While most of the turmoil of the 1980s has receded in the region, new
threats have emerged and must be addressed. The Army School of the
Americas continues to be an important support structure for many of the
region's fledgling democracies, particularly in fighting on the front
lines of the war on drugs. With all of the progress that has been made
in the region, it would be irresponsible to turn our backs while drug
traffickers and terrorists chip away at freedom and democracy in
Central and South America and continue to kill our children on our own
streets.
Recently, the Commander-in-Chief of the U.S. Southern Command General
Charles Wilhelm referred to the inter-American drug supply as the
greatest chemical weapons threat currently faced by the United States.
Every year, hundreds of billions of dollars worth of deadly, addictive
chemicals flow across our borders from Mexico and South America and end
up in the bodies of American citizens--many of them children. We must
have the School so that we may continue to train Spanish-speaking
soldiers and police to interdict drugs and eradicate them at their
source. Hundreds of thousands of Americans have died of the effects of
narcotics smuggled from without our hemisphere, yet the School's
opponents still seek to close this institution which is having a more
profound impact on inter-American drug trafficking than any other
military training facility in the world.
Opponents of the Army School suggest that it should be closed in the
interest of human rights. But whose human rights are we talking about?
Through its training programs, the School of the Americas protects the
human rights of Latin American citizens from both wayward military
officials and drug death squads (like the one that recently ambushed a
Colombian National Police scout team, killing them all). Furthermore,
the School protects U.S. human rights and interests by attacking the
drug crisis at its source and by maintaining peace and constructive
relations throughout the militaries of our region. The only humans
whose rights would be protected by closing the School are those of the
drug lords and criminals who are the enemies of democracy and the
murderers of our children and those of Latin America.
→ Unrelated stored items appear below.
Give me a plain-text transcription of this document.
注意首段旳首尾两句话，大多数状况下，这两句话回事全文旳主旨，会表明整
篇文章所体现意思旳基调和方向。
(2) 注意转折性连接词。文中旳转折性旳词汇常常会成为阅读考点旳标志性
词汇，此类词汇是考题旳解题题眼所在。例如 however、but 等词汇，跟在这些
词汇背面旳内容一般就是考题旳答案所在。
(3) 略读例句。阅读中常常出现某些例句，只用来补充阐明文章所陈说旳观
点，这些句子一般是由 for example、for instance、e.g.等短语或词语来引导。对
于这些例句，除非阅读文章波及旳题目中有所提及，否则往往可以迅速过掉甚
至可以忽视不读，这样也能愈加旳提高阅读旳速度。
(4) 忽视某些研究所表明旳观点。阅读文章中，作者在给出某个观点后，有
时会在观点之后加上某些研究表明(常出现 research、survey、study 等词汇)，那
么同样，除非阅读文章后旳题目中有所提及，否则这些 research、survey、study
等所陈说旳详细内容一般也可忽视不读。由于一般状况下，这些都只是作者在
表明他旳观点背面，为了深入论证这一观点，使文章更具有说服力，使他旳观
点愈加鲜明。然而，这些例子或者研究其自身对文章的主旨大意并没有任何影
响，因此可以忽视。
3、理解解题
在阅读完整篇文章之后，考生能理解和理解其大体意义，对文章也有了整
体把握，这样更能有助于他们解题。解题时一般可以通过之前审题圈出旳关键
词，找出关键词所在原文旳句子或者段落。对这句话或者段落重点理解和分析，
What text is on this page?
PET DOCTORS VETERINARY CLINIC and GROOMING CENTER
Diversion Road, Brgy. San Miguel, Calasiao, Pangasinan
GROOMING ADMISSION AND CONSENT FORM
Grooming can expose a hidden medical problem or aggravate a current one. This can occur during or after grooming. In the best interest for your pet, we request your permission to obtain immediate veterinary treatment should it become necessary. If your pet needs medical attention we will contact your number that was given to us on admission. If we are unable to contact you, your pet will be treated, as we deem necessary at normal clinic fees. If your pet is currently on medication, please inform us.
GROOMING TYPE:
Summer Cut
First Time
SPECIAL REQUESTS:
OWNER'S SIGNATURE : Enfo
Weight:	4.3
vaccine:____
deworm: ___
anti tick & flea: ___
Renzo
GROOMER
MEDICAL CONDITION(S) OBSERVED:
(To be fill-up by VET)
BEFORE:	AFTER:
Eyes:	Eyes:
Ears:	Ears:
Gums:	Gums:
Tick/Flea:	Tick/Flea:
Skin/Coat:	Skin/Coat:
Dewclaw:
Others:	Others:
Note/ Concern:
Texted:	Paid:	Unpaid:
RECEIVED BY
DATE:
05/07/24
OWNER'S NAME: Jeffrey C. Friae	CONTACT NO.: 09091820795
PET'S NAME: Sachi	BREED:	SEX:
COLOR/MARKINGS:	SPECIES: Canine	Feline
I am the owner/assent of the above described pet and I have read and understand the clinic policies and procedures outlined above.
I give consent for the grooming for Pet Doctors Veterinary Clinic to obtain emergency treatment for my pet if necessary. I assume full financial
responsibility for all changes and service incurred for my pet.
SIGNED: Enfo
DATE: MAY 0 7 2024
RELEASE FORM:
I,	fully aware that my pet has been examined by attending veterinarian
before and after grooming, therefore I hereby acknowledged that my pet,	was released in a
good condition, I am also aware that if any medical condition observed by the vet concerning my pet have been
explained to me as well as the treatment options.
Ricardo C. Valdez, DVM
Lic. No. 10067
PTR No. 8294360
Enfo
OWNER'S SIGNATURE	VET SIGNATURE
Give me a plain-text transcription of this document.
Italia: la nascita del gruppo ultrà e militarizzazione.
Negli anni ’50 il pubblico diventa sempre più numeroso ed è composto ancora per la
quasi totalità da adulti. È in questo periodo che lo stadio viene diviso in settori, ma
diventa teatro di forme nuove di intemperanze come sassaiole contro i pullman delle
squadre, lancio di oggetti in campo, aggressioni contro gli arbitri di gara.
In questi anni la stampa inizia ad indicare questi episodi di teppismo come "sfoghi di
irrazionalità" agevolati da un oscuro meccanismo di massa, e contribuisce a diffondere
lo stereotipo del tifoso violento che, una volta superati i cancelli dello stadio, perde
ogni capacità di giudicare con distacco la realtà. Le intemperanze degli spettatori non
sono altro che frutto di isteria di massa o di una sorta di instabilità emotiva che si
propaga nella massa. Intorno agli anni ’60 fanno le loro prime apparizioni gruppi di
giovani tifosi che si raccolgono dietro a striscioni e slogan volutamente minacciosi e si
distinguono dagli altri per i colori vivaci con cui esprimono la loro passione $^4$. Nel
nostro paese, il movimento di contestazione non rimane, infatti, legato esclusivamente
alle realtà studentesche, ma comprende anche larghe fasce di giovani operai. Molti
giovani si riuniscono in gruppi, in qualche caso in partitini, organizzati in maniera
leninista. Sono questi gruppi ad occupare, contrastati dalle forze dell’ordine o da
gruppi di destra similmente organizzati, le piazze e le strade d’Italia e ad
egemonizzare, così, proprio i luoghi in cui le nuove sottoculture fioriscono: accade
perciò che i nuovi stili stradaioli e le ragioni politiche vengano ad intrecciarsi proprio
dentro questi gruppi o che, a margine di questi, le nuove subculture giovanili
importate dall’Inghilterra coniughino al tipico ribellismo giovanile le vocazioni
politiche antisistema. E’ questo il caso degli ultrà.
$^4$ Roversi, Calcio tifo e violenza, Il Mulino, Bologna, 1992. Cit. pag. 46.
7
Ironically, the School's closing would eliminate the opportunity for
Latin America soldiers to study democracy and human rights. Not only
are such courses unavailable at other nations' military training
facilities, they are not even offered at other U.S. Department of
Defense schools. The School's critics seem to be suggesting that the
best way to effect a better understanding of human rights and democracy
in Latin American militaries is to close down the only facility
providing Latin American soldiers and police with training in democracy
and human rights. I respectfully disagree.